The latest AHA/ACC guidelines [Citation5] recommend elective transfer for coronary angiography between 3 and 24 h after fibrinolysis. This may be due to concern for possible increased bleeding in fibrinolysis followed by urgent PCI. The signal for increased bleeding was seen in trials that used either full dose fibrinolysis, or half-dose fibrinolysis coupled with a glycoprotein IIB/IIIA inhibitor. We already know from the AMICO trial that there is no increased bleeding risk if half-dose fibrinolytic is used without a glycoprotein IIB/IIIA inhibitor while maintaining improved ischemic outcomes [Citation8]. In fact, major bleeding was decreased in fibrinolysis plus urgent PCI compared with primary PCI group in this trial. It was hypothesized that due to improved ischemic outcomes, there was less need for aggressive measures such as use of intra-aortic balloon pump or reintervention, which may lead to increased bleeding. A meta-analysis also showed that fibrinolysis followed by urgent PCI had significantly improved ischemic outcomes without any increased bleeding risks compared with standard care [Citation17].

Conclusion

In conclusion, for STEMI patients in whom there is an expected delay in primary PCI, we suggest the use of half-dose fibrinolytic therapy, followed by urgent transfer for coronary angiography without the routine use of glycoprotein IIB/IIIA inhibitors, as long as the patient is adequately loaded with a P2Y12 inhibitor and aspirin. The addition of a glycoprotein IIB/IIIA inhibitor may be considered when patients are not adequately pretreated with dual antiplatelet therapy or as bail-out/rescue strategy.

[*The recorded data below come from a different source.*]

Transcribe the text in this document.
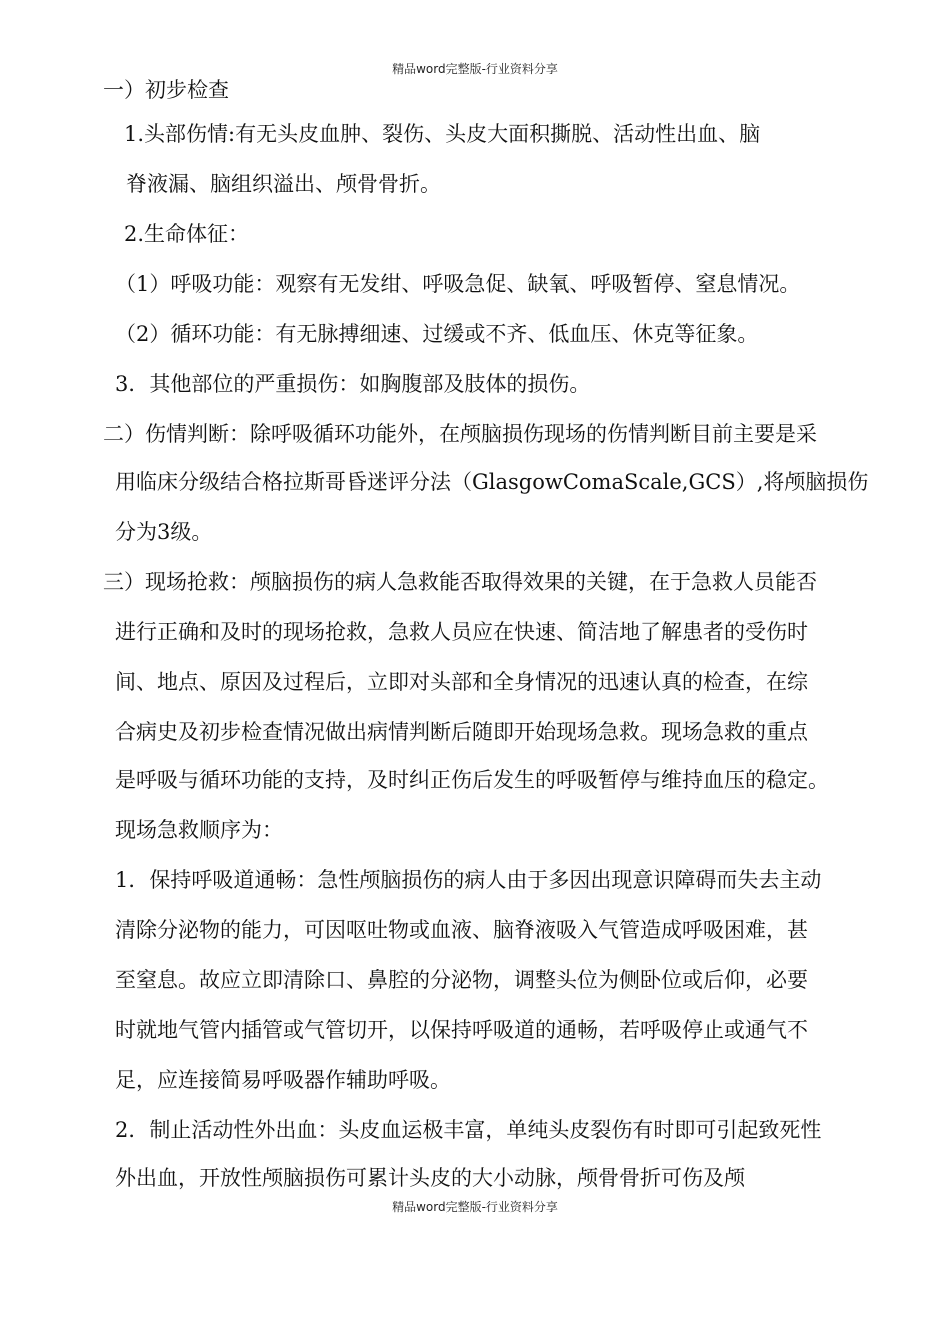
精品word完整版-行业资料分享
一）初步检查
1.头部伤情:有无头皮血肿、裂伤、头皮大面积撕脱、活动性出血、脑
脊液漏、脑组织溢出、颅骨骨折。
2.生命体征：
（1）呼吸功能：观察有无发绀、呼吸急促、缺氧、呼吸暂停、窒息情况。
（2）循环功能：有无脉搏细速、过缓或不齐、低血压、休克等征象。
3．其他部位的严重损伤：如胸腹部及肢体的损伤。
二）伤情判断：除呼吸循环功能外，在颅脑损伤现场的伤情判断目前主要是采
用临床分级结合格拉斯哥昏迷评分法（GlasgowComaScale,GCS）,将颅脑损伤
分为3级。
三）现场抢救：颅脑损伤的病人急救能否取得效果的关键，在于急救人员能否
进行正确和及时的现场抢救，急救人员应在快速、简洁地了解患者的受伤时
间、地点、原因及过程后，立即对头部和全身情况的迅速认真的检查，在综
合病史及初步检查情况做出病情判断后随即开始现场急救。现场急救的重点
是呼吸与循环功能的支持，及时纠正伤后发生的呼吸暂停与维持血压的稳定。
现场急救顺序为：
1．保持呼吸道通畅：急性颅脑损伤的病人由于多因出现意识障碍而失去主动
清除分泌物的能力，可因呕吐物或血液、脑脊液吸入气管造成呼吸困难，甚
至窒息。故应立即清除口、鼻腔的分泌物，调整头位为侧卧位或后仰，必要
时就地气管内插管或气管切开，以保持呼吸道的通畅，若呼吸停止或通气不
足，应连接简易呼吸器作辅助呼吸。
2．制止活动性外出血：头皮血运极丰富，单纯头皮裂伤有时即可引起致死性
外出血，开放性颅脑损伤可累计头皮的大小动脉，颅骨骨折可伤及颅
精品word完整版-行业资料分享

Financial & competing interests disclosure

The authors have no relevant affiliations or financial involvement with any organization or entity with a financial interest in or financial conflict with the subject matter or materials discussed in the manuscript. This includes employment, consultancies, honoraria, stock ownership or options, expert testimony, grants or patents received or pending, or royalties.

No writing assistance was utilized in the production of this manuscript.